Kaufering, 02. November 2017. Im Rahmen der Digital Confession Drives hatte ich die Möglichkeit, eine halbe Stunde mit Johann Jenson im Van durch Köln zu touren. Johann ist ein super Gesprächspartner mit einer interessanten Vita, außerdem ist er Global Head of Digital Customer Experience bei Hilti und dort dafür verantwortlich, die digitalen Touchpoints weiterzuentwickeln und neue Touchpoints umzusetzen. Hilti hat, vielleicht etwas unter dem Radar, in den letzten Jahren in diesen Bereich investiert und will es natürlich auch weiter tun.
Im Interview (Englisch) spricht Johann über die Verbindung der alten (IT-) Welt mit der neuen, den Herausforderungen bei der Weiterentwicklung und Gestaltung neuer Touchpoints, Hiltis Herangehensweise und die Möglichkeiten, die Hilti zukünftig aus der Digitalisierung ziehen möchte. Aufgrund intensiver Vorbereitungen auf den Digital Commerce Day B2B Special, der heute und morgen in Stuttgart stattfindet, bleibe ich die Übersetzung vorerst schuldig, diese wird aber “asapst” nachgeliefert.

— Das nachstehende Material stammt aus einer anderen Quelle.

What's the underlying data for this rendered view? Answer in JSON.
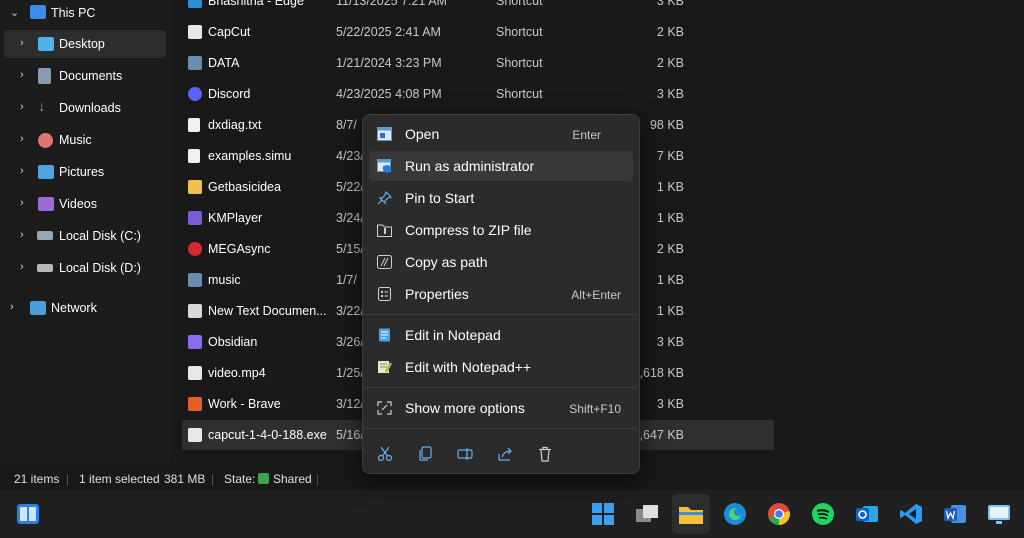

Viel Spaß mit dem Podcast auf Soundcloud oder Itunes, sowie dem Youtube-Video.
Lennart: Right next to me is Johann Jenson from Hilti. He is the Global Head of Digital Customer Experience. Thanks for joining me and to give our listeners and the audience an idea of who you are you might just give a short intro about yourself.
Johann: Thanks for having me, this is cool. I look forward to seeing Cologne while we drive around. I’m working with Hilti for the last year and a half. What I do at Hilti is to try to make sure that the customer is featured in the work that we do online and making sure that the voice of the customer is held within that product and service development.

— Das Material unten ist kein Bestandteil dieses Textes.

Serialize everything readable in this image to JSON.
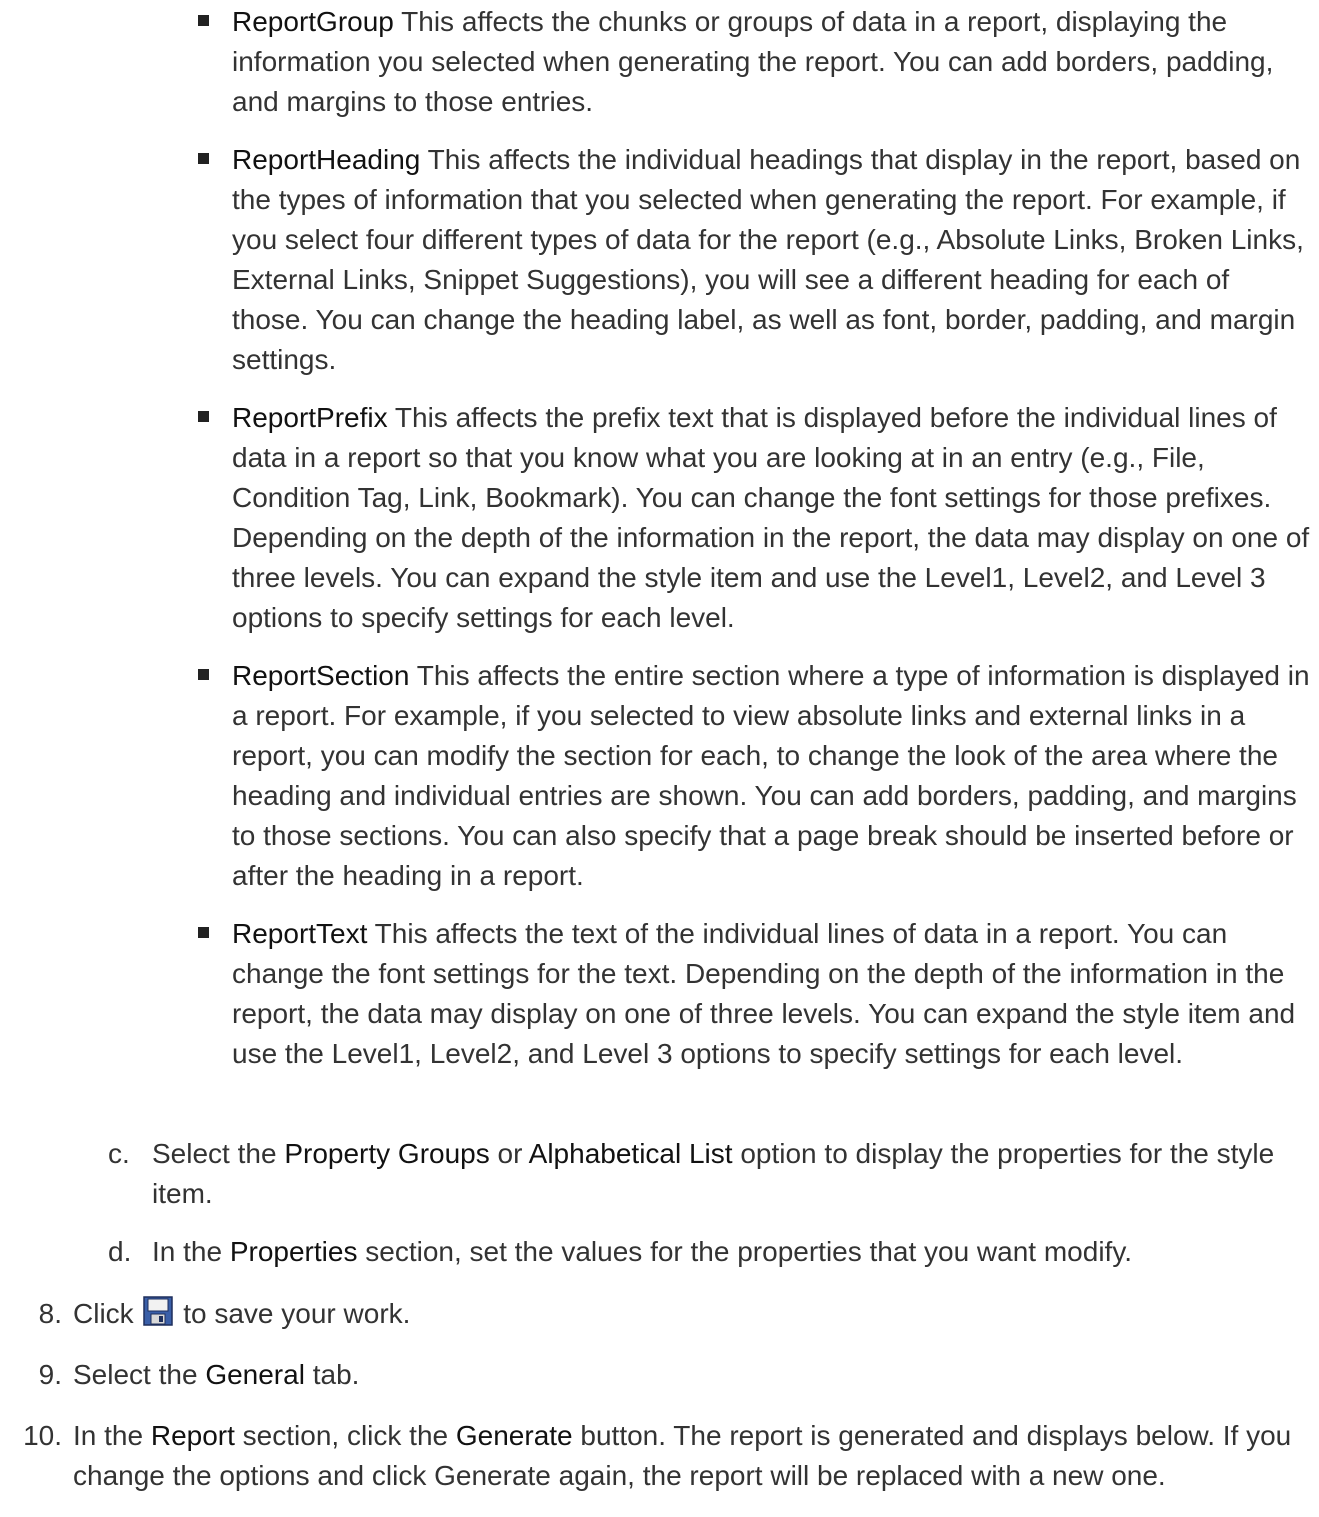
{
  "bullets": [
    {
      "term": "ReportGroup",
      "text": " This affects the chunks or groups of data in a report, displaying the information you selected when generating the report. You can add borders, padding, and margins to those entries."
    },
    {
      "term": "ReportHeading",
      "text": " This affects the individual headings that display in the report, based on the types of information that you selected when generating the report. For example, if you select four different types of data for the report (e.g., Absolute Links, Broken Links, External Links, Snippet Suggestions), you will see a different heading for each of those. You can change the heading label, as well as font, border, padding, and margin settings."
    },
    {
      "term": "ReportPrefix",
      "text": " This affects the prefix text that is displayed before the individual lines of data in a report so that you know what you are looking at in an entry (e.g., File, Condition Tag, Link, Bookmark). You can change the font settings for those prefixes. Depending on the depth of the information in the report, the data may display on one of three levels. You can expand the style item and use the Level1, Level2, and Level 3 options to specify settings for each level."
    },
    {
      "term": "ReportSection",
      "text": " This affects the entire section where a type of information is displayed in a report. For example, if you selected to view absolute links and external links in a report, you can modify the section for each, to change the look of the area where the heading and individual entries are shown. You can add borders, padding, and margins to those sections. You can also specify that a page break should be inserted before or after the heading in a report."
    },
    {
      "term": "ReportText",
      "text": " This affects the text of the individual lines of data in a report. You can change the font settings for the text. Depending on the depth of the information in the report, the data may display on one of three levels. You can expand the style item and use the Level1, Level2, and Level 3 options to specify settings for each level."
    }
  ],
  "substeps": [
    {
      "marker": "c.",
      "t1": "Select the ",
      "b1": "Property Groups",
      "t2": " or ",
      "b2": "Alphabetical List",
      "t3": " option to display the properties for the style item."
    },
    {
      "marker": "d.",
      "t1": "In the ",
      "b1": "Properties",
      "t2": " section, set the values for the properties that you want modify."
    }
  ],
  "steps": [
    {
      "num": "8.",
      "pre": "Click ",
      "icon": "save-icon",
      "post": " to save your work."
    },
    {
      "num": "9.",
      "t1": "Select the ",
      "b1": "General",
      "t2": " tab."
    },
    {
      "num": "10.",
      "t1": "In the ",
      "b1": "Report",
      "t2": " section, click the ",
      "b2": "Generate",
      "t3": " button. The report is generated and displays below. If you change the options and click Generate again, the report will be replaced with a new one."
    }
  ]
}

Lennart: What I found impressive about Hilti, it was in 2013 or 2014 when I attended a presentation of one of your colleagues, he showed a slide how Hilti maps the customer journey and how Hilti has changed the view from being only direct sales centric (and very sales rep centric) to seeing that customers have a lot of different touchpoints and a lot of them are digital. Back in 2014. From that perspective, how have you evolved in the last three years in that perspective?
3m 6s
Johann: First of all, Hilti has always been a very customer-centric company in the hardware development that they do. They spend a lot of time learning how people use our products and iterating based on feedback. But there is a big difference how you do hardware development and software development. And that’s where the learning has come for Hilti. And the first big major piece of software that we use is, of course, our E-commerce installations and structure and so on. The team – and it was probably one of my colleagues from the Hilti website team that was presenting this – they would have been looking at what a purchaser does in a large construction company: What are they looking for and what are their pains. How can we solve those?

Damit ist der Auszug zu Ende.